Bien que l'implication du conjoint ou de la conjointe soit cruciale pour libérer l'autre, attention à ne pas oublier les enfants. “C'est un cheval de bataille auquel je tiens, souligne la médecin. Oui, on peut responsabiliser les enfants très tôt.” Dès le plus jeune âge, il faut les faire participer, de manière ludique. 

Appareiller les chaussettes par exemple, en leur apprenant à les classer par couleur, puis faire des tas. “Plus ça va aller, plus l'enfant va prendre ses propres chaussettes et les mettre dans son placard”, explique Aurélia Schneider. Le reste suivra avec l'âge et les enfants s'autonomiseront. “J'ai un fils de 14 ans qui étend son linge, je lui ai montré qu'il ne fallait pas mettre tout en boule, qu'il fallait trier. Il faut apprendre aux garçons à participer aux tâches ménagères !”, s'exclame-t-elle. 

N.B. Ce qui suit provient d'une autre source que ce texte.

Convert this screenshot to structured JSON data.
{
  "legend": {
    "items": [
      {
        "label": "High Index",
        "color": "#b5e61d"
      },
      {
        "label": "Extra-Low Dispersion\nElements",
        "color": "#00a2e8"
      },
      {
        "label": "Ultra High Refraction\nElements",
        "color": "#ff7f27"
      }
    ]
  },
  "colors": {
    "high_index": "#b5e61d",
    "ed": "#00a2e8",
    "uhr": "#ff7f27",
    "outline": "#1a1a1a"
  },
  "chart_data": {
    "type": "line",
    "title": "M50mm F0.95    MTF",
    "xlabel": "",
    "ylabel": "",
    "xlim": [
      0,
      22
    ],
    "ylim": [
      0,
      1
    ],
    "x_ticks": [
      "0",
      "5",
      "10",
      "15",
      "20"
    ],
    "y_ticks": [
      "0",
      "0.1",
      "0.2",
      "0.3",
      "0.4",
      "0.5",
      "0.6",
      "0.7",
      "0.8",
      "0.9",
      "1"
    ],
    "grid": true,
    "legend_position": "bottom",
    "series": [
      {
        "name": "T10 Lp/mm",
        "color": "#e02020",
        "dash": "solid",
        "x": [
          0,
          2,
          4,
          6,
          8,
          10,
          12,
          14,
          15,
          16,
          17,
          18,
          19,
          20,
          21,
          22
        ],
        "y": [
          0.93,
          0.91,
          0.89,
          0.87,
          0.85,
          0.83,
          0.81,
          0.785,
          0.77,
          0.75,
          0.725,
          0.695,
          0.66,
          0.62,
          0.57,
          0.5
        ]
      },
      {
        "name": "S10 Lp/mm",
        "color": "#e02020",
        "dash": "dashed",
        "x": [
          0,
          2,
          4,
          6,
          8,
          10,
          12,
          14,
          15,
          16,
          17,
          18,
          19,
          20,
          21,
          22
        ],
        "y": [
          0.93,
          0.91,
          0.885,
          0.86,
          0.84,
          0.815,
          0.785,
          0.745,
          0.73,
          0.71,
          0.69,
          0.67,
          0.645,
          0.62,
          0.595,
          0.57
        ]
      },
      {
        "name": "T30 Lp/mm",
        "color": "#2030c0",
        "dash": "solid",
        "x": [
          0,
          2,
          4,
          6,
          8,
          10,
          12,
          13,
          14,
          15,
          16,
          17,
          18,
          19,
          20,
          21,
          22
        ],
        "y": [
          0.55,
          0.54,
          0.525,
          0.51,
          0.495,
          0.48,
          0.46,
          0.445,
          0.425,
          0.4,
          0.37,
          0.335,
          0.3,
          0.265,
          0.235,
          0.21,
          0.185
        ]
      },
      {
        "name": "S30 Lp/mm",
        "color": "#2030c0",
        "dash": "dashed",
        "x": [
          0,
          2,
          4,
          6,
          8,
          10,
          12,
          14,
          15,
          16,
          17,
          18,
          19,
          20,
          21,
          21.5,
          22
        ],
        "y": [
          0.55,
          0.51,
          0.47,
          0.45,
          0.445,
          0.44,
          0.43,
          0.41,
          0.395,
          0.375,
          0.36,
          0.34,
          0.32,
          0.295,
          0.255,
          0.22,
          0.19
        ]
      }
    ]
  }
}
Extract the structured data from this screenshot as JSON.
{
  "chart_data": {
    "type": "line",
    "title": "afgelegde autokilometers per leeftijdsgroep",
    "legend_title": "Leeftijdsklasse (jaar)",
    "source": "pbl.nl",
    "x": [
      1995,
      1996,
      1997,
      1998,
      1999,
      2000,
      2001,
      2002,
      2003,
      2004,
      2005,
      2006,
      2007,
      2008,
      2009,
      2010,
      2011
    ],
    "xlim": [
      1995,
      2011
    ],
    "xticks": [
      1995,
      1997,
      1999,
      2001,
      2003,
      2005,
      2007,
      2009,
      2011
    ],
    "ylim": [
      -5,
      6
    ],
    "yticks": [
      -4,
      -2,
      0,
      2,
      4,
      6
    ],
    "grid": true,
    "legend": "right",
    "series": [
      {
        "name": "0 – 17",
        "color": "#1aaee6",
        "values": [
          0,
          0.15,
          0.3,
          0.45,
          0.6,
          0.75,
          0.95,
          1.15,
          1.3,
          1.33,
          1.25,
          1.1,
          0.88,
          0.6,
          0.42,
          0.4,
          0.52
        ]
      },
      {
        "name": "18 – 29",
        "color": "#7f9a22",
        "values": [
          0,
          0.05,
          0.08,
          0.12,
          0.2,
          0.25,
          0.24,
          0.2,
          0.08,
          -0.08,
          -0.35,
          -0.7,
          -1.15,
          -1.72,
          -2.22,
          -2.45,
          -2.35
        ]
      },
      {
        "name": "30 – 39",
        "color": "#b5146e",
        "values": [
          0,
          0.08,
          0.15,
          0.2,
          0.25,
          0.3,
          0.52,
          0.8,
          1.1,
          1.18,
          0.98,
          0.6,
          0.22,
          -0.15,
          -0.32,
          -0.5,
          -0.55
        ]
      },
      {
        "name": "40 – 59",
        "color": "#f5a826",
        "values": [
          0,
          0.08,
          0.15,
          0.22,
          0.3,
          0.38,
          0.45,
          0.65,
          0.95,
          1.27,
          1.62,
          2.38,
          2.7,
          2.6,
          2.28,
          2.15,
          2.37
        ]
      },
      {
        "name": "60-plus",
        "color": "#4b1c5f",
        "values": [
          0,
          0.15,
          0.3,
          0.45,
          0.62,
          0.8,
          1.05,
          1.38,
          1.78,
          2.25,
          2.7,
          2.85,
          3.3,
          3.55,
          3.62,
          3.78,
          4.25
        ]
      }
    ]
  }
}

Une aide extérieure : une option à la portée de toutes 

Et quand l'aide venant des autres habitant-es de la maison ne suffit pas ou plus, se tourner vers l'extérieur est une excellente option, qui n'est pas réservée aux personnes qui ont les moyens, insiste la psychiatre. “Il y a plein d'aides que l'on peut demander auprès des Caisses d'Allocations Familiales, des assistantes sociales”, indique-t-elle. Encore faut-il être capable de pouvoir donner des instructions et de verbaliser ce dont on a besoin. 

Attention, l'aide extérieure ne concerne pas seulement les femmes actives, bien au contraire. Mettre ses enfants à la cantine ou à la halte garderie permet aux mères au foyer de souffler, elles aussi. “Ça leur fait drôle mais je demande à ces mamans de mettre leurs enfants deux jours par semaine à la cantine. C'est essentiel, elles vont enfin avoir un peu de temps pour elles”, nous raconte-t-elle. 

La psychiatre insiste sur le fait que le fait de ne plus culpabiliser, ni anticiper tout, tout le temps est difficile car les femmes, dès l'enfance, sont éduquées à agir de la sorte, tandis que les garçons échappent à cette injonction. Pour amorcer ce processus de lâcher prise, Aurélia Schneider prône la décentration dans le temps : “Quelle importance dans 5 ans, de na pas avoir fait le lit ce matin ?”.